Я тащился по узенькой дорожке, усыпанной осколками стекла и крышками от пивных бутылок. По бокам густо росла крапива, и со всех сторон надо мной нависали деревья, словно в джунглях. И пахло здесь тоже странно – смесью водорослей и бензина. Иными словами, я находился на чужой территории. Был первооткрывателем в темном сердце Несоддена. Когда я раздвинул последние ветки, свисавшие над дорожкой, точно грубые канаты, я обнаружил Ивера Малта. Он сидел на шатком раскладном стуле возле своего дома, возле барака, немецкого барака, сущей развалюхи, хотя два окна были украшены хорошенькими нарядными занавесками. Положив ноги на пустой ящик, Ивер Малт читал книгу. Я не видел, что это за книга. Во всяком случае, толстая. Участок вокруг него – сущая лавка старьевщика: повсюду колпаки от автомобильных колес, капоты, детали моторов, медные трубы, конфорки, гофрированная жесть, батареи и велосипедные рули. Откуда-то поблизости доносился лязг, кто-то стучал молотком по металлу, железу, стали, или как его там, – наверняка Иверов папаша, который по пьяни не мог идти на работу. Ивер явно меня не видел. Подошвы у него были совершенно черные. Неудивительно, если ходишь босиком по стекляшкам, гвоздям и пивным крышкам. Казалось, он увлечен книгой, вернее, ушел в нее с головой. Молотьба прошибала до мозга костей. Я не видел собаки, которая не умеет лаять, только несколько бурых кур копошились среди мусора и клевали утоптанную бесплодную землю, словно там можно найти что-то съедобное. И тут я заметил ружье, лежавшее на колоде для колки дров.
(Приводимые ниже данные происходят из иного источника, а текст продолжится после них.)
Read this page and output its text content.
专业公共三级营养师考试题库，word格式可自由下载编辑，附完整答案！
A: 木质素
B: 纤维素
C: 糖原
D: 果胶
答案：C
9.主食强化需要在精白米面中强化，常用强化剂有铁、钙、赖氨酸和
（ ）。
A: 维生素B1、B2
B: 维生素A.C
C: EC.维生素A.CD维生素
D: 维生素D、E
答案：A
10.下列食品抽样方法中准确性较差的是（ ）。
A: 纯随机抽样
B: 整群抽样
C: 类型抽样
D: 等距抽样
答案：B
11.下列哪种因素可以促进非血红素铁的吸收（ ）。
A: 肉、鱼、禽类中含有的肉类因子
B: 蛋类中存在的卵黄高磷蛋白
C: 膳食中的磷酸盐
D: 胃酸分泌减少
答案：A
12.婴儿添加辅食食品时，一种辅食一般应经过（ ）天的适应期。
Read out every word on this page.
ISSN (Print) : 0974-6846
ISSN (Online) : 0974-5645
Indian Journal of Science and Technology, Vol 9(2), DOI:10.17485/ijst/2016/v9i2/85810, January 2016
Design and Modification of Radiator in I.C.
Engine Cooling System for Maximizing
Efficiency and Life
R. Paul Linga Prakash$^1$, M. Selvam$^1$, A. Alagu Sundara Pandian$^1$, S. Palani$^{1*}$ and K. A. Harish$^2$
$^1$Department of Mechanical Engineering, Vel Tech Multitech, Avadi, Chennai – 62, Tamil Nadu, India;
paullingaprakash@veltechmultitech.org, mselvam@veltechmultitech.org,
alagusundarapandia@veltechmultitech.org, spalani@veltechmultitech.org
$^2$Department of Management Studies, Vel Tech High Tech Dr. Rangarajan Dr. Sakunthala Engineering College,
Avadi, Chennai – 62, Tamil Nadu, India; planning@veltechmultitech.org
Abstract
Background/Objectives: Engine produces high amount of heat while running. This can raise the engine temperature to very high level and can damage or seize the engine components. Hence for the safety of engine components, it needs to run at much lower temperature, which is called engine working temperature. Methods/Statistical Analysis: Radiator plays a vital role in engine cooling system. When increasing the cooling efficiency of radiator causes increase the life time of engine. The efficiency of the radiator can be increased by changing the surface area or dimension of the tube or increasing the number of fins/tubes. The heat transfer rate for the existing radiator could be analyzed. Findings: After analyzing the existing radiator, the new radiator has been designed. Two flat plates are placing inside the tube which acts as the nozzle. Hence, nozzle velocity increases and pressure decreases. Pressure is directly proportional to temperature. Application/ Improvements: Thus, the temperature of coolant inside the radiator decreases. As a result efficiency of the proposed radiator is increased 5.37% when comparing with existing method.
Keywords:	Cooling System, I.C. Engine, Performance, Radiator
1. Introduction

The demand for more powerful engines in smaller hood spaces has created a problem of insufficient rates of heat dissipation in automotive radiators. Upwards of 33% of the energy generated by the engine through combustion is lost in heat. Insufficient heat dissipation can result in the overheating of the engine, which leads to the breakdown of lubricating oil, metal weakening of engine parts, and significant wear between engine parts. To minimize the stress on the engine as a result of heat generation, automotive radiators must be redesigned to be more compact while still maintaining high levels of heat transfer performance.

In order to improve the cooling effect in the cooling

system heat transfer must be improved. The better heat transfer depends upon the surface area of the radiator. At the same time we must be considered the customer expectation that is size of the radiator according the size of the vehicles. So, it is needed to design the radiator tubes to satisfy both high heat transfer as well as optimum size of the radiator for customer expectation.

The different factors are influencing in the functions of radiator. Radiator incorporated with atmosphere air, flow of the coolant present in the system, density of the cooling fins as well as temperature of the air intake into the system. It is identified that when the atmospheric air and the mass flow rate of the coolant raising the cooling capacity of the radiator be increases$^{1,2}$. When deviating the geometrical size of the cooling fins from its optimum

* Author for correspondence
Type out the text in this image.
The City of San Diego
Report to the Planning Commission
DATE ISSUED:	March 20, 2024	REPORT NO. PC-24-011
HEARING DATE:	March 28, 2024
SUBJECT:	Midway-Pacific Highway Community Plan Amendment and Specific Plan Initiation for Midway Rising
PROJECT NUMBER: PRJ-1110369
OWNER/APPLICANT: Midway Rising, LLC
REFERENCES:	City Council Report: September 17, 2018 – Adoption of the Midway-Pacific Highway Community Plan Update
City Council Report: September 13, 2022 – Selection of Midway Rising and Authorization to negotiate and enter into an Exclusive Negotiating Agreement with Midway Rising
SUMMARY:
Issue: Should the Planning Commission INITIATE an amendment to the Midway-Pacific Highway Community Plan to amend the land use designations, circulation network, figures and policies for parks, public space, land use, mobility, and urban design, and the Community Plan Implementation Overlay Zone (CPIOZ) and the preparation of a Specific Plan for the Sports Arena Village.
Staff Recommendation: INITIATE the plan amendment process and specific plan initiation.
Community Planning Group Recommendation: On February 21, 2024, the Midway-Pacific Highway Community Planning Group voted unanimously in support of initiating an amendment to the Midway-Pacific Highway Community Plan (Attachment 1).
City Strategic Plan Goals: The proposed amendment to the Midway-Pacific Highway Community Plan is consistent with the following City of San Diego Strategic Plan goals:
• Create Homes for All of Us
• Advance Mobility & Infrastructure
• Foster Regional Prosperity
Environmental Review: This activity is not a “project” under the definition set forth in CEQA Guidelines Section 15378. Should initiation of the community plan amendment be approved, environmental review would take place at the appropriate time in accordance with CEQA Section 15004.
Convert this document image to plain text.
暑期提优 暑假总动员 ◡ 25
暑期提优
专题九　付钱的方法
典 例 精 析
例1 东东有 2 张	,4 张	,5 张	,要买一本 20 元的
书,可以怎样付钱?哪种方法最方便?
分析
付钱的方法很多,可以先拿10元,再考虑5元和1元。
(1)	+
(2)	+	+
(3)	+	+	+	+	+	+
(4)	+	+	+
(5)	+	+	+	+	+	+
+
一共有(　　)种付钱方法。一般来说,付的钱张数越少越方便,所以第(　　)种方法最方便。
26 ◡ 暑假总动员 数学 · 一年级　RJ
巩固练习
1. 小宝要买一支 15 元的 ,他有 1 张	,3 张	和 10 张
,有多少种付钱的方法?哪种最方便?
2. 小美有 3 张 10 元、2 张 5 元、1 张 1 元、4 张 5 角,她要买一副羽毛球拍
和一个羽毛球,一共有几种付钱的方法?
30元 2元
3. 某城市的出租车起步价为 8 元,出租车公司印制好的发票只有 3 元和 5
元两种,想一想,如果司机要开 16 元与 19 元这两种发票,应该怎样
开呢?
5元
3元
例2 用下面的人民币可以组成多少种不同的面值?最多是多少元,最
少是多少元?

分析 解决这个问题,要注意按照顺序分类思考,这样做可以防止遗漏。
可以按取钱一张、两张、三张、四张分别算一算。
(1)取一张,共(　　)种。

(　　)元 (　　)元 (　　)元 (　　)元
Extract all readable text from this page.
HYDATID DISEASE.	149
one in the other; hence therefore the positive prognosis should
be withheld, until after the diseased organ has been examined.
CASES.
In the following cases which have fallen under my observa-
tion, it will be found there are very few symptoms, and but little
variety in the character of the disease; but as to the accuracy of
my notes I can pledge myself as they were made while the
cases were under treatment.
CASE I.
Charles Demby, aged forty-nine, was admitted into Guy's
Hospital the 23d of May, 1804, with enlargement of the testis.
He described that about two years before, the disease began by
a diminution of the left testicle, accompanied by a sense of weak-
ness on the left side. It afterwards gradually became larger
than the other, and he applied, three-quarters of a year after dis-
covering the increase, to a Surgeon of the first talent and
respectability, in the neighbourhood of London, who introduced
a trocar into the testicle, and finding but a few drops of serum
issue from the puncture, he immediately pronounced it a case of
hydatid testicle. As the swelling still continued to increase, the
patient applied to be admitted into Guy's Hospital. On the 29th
Не знаю, что на меня нашло. Может, дело в том, что раньше я никогда не держал в руках оружия. А может, в том, что я редко могу удержаться, если, как говорится, вбил себе что-нибудь в голову. Вдобавок надо учесть, что у меня недостаточно развиты умственные способности, или, попросту говоря, я круглый дурак. Так или иначе, я отложил жестянку, взял ружье и прицелился в Ивера Малта. Взял его на мушку. Ружье оказалось тяжелее, чем я думал. Приклад на ощупь гладкий и одновременно липкий. Курок приклеился к пальцу. Ивер Малт внезапно поднял глаза, словно только что заметил происходящее. Опустил книгу на колени и вскинул руки вверх. Секунду он казался перепуганным, не верящим своим глазам. И тотчас я почувствовал на плече чью-то руку и услышал за спиной тяжелое дыхание.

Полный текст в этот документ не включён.